Tek başına hem .com hem ccTLD sahibi olmak SEO’ya zarar vermez; sorun, bunların nasıl yönlendirildiği ve yapılandırıldığıyla ilgilidir. Örneğin .com ana siteyken, aynı içeriği .com.tr üzerinde de yayınlarsanız, kopya içerik ve otorite bölünmesi yaşayabilirsiniz. Doğru kurgu genellikle şudur: Bir alan adı “ana” kabul edilir, diğerleri kalıcı 301 ile ona yönlendirilir veya sadece marka koruması için park edilir. Farklı ülkeler için ayrı ccTLD’ler kullanıyorsanız, hreflang ve canonical etiketlerini dikkatle kurgulamanız gerekir. Düzgün yönlendirme ve hreflang ile çok alan adlı yapılar sağlıklı şekilde yönetilebilir.
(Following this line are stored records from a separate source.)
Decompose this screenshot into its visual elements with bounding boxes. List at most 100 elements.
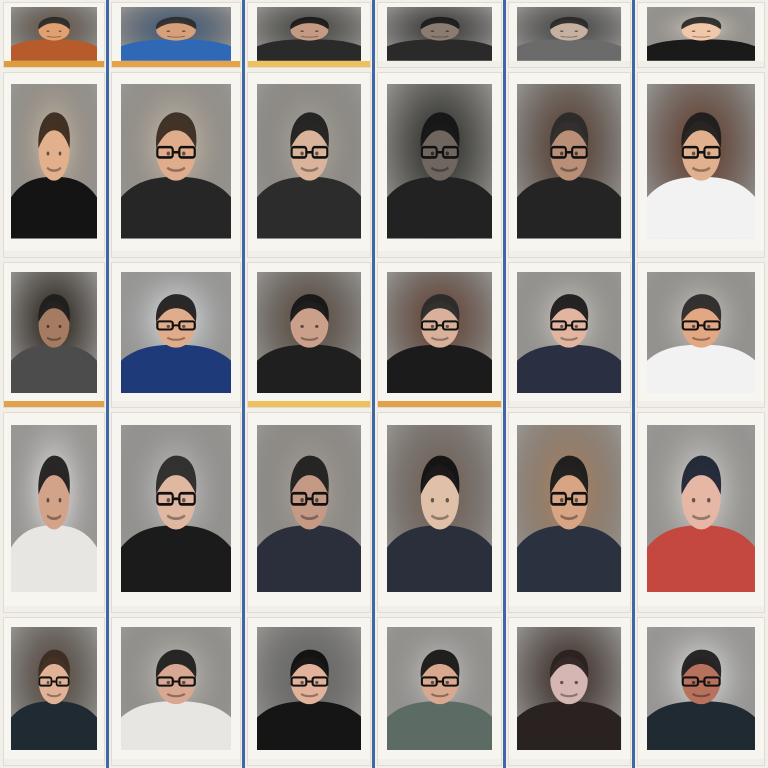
portrait-mouth <box>560 35 579 38</box>
portrait-hair <box>38 649 70 679</box>
photo-card-r2-c5 <box>509 73 630 257</box>
portrait-eye-right <box>58 151 62 156</box>
column-separator <box>503 0 506 768</box>
portrait-hair <box>681 293 722 323</box>
bottom-label-strip <box>378 759 501 765</box>
bottom-label-strip <box>378 61 501 67</box>
portrait-shoulders <box>256 525 362 593</box>
portrait-mouth <box>560 336 579 341</box>
portrait-mouth <box>46 35 62 38</box>
portrait-eye-right <box>181 497 186 503</box>
portrait-photo <box>11 6 97 61</box>
portrait-photo <box>517 271 622 393</box>
portrait-face <box>681 19 721 41</box>
portrait-mouth <box>430 692 449 698</box>
portrait-photo <box>120 6 232 61</box>
portrait-photo <box>517 424 622 593</box>
photo-card-r5-c5 <box>509 618 630 765</box>
portrait-eye-left <box>46 497 50 503</box>
portrait-photo <box>386 271 493 393</box>
portrait-shoulders <box>646 39 756 61</box>
portrait-hair <box>155 455 197 495</box>
bottom-label-strip <box>638 401 764 407</box>
portrait-eye-right <box>706 30 711 32</box>
portrait-hair <box>550 649 589 679</box>
portrait-hair <box>289 112 329 149</box>
portrait-shoulders <box>517 176 622 239</box>
photo-card-r2-c3 <box>248 73 370 257</box>
photo-card-r3-c4 <box>378 263 501 407</box>
portrait-hair <box>420 293 460 323</box>
portrait-eye-left <box>560 497 564 503</box>
portrait-shoulders <box>11 176 97 239</box>
portrait-eye-right <box>445 324 449 328</box>
portrait-hair <box>681 455 722 495</box>
portrait-hair <box>289 16 329 30</box>
portrait-eye-left <box>299 324 304 328</box>
portrait-eye-left <box>691 680 696 685</box>
portrait-mouth <box>46 166 62 172</box>
portrait-eye-right <box>181 324 186 328</box>
glasses-icon <box>156 145 196 159</box>
portrait-mouth <box>166 35 186 38</box>
portrait-eye-right <box>314 680 319 685</box>
glasses-icon <box>420 320 459 331</box>
portrait-eye-left <box>46 324 50 328</box>
photo-card-r4-c3 <box>248 413 370 612</box>
portrait-photo <box>11 626 97 751</box>
bottom-label-strip <box>509 251 630 257</box>
portrait-mouth <box>691 692 711 698</box>
portrait-mouth <box>430 166 449 172</box>
portrait-eye-right <box>314 30 319 32</box>
portrait-photo <box>256 626 362 751</box>
portrait-photo <box>120 271 232 393</box>
photo-card-r4-c6 <box>638 413 764 612</box>
glasses-icon <box>681 676 721 687</box>
bottom-label-strip <box>509 759 630 765</box>
portrait-mouth <box>691 514 711 521</box>
portrait-eye-left <box>560 151 564 156</box>
bottom-label-strip <box>4 61 104 67</box>
glasses-icon <box>550 145 589 159</box>
portrait-eye-left <box>560 680 564 685</box>
portrait-shoulders <box>517 700 622 751</box>
glasses-icon <box>290 491 328 506</box>
portrait-photo <box>256 6 362 61</box>
portrait-hair <box>681 16 722 30</box>
bottom-label-strip <box>4 606 104 612</box>
portrait-hair <box>155 16 197 30</box>
portrait-mouth <box>166 336 186 341</box>
portrait-photo <box>120 424 232 593</box>
photo-card-r5-c3 <box>248 618 370 765</box>
bottom-label-strip <box>248 61 370 67</box>
portrait-photo <box>646 84 756 239</box>
portrait-eye-left <box>691 497 696 503</box>
portrait-eye-left <box>166 680 171 685</box>
photo-card-r1-c3 <box>248 3 370 67</box>
bottom-label-strip <box>638 759 764 765</box>
portrait-eye-right <box>706 680 711 685</box>
portrait-eye-left <box>691 151 696 156</box>
photo-card-r3-c3 <box>248 263 370 407</box>
portrait-face <box>290 656 328 704</box>
portrait-mouth <box>299 336 319 341</box>
glasses-icon <box>681 145 721 159</box>
portrait-photo <box>256 84 362 239</box>
photo-card-r1-c5 <box>509 3 630 67</box>
portrait-face <box>681 465 721 530</box>
portrait-eye-right <box>445 497 449 503</box>
portrait-eye-left <box>299 497 304 503</box>
portrait-shoulders <box>120 700 232 751</box>
portrait-photo <box>256 271 362 393</box>
portrait-face <box>38 656 70 704</box>
portrait-face <box>156 656 196 704</box>
portrait-eye-left <box>166 30 171 32</box>
glasses-icon <box>420 676 459 687</box>
portrait-photo <box>386 84 493 239</box>
portrait-hair <box>681 112 722 149</box>
portrait-shoulders <box>386 39 493 61</box>
portrait-face <box>681 121 721 181</box>
portrait-face <box>420 656 459 704</box>
portrait-eye-right <box>575 680 579 685</box>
Alan adı değişikliği her zaman belirli bir risk taşır; ama doğru planlandığında bu risk kontrol altına alınabilir. Tüm eski URL’lerin bire bir 301 yönlendirme ile yeni yapıya taşınması, canonical ve hreflang etiketlerinin güncellenmesi, sitemap’lerin revize edilmesi ve Search Console tarafında yeni mülkün eklenmesi temel adımlardır. Ayrıca DNS, SSL ve hosting geçişinin aynı anda ve kesintisiz yapılması gerekir. DCHost tarafında biz bu tür geçişlerde önce staging ortamında test ederek, sonra düşük trafikli saatlerde kesintisiz cutover yapmayı tercih ediyoruz. Doğru uygulandığında, kısa vadeli dalgalanma sonrası sıralamalar genellikle toparlanır, hatta yeni mimari daha sağlıklıysa orta vadede iyileşme bile görülür.